Last week, Judd Greenstein ’01 denounced the role of Phi Beta Kappa in the Convocation ceremonies as hypocritical and unwarranted. The first thesis of his argument is based on the vision that President Schapiro advocates: that students ought to challenge themselves by taking classes whose subject matter is new or difficult for them, rather than taking classes in fields with which they are already familiar or in which they know that they can excel.

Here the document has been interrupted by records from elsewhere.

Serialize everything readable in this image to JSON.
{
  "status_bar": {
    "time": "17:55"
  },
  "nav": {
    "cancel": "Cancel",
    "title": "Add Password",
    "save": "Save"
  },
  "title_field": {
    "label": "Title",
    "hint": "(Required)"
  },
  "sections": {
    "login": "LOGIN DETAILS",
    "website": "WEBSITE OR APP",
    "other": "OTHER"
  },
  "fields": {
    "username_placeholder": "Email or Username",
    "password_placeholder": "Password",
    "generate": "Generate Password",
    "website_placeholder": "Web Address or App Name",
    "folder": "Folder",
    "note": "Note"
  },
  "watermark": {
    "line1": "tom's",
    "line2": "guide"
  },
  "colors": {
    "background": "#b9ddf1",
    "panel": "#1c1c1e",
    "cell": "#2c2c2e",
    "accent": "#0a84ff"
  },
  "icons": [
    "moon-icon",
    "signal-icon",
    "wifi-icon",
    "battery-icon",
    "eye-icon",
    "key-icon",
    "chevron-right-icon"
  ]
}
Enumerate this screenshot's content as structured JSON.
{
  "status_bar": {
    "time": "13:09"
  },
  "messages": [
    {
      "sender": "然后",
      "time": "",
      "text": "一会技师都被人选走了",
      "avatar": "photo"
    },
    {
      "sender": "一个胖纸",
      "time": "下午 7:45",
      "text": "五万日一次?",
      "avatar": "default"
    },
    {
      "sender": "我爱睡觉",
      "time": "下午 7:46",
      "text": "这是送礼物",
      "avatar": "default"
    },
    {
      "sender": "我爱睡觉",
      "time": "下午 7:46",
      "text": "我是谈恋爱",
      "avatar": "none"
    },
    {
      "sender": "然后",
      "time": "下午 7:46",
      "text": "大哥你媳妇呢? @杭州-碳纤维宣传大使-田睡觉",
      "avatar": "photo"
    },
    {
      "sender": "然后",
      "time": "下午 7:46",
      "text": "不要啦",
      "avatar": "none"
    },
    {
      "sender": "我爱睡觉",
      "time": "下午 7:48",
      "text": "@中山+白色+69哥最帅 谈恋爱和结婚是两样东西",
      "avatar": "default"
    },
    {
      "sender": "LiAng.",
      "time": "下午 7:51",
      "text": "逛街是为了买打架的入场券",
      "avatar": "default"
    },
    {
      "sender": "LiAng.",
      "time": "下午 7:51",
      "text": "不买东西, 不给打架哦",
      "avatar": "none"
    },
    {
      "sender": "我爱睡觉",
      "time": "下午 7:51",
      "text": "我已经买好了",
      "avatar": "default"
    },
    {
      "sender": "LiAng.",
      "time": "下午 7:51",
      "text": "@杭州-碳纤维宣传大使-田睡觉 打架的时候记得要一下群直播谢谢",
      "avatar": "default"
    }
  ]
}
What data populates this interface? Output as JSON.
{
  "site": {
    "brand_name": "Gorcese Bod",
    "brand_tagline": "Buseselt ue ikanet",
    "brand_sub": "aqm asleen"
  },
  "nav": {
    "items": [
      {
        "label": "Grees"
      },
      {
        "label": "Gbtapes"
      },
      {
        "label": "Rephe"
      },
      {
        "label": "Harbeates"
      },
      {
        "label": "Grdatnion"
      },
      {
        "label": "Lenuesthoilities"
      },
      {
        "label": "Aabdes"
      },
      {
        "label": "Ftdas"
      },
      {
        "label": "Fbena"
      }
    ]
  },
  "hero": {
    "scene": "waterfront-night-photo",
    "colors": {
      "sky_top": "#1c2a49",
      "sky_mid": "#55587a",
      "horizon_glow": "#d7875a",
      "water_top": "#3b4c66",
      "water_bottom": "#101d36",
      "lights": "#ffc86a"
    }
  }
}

This argument is sound, until it links itself to grades. Why are lower grades necessarily paired with the unfamiliar fields, and higher grades with the familiar fields? Ironically, many of my lower grades have been in fields that were familiar to me, because I was used to thinking about topics in those fields in a certain way based on my earlier academic training in high school. I have discovered that it is just as difficult, if not more so, to broaden my thinking and reevaluate my ways of understanding in fields that I already know as it is to learn new material and new modes of thought.
Ultimately, the claim that lower grades and unfamiliar classes are linked is unfounded. Thus, Greenstein cannot conclude that Phi Beta Kappa awards those who don’t challenge themselves or take the road less traveled. And yes, he did say he didn’t want to imply that Phi Beta Kappa members didn’t challenge themselves, but denying that implication is the same as saying “you’re wrong, but I don’t want you to think that I think you’re wrong.”
Greenstein may be right to challenge the linkage of grades and success at Williams, which is his second main point. As an honor society, perhaps Phi Beta Kappa ought to reevaluate its standards for admission to include criteria that allow for excellence in leadership or community service to weigh in on the admission process.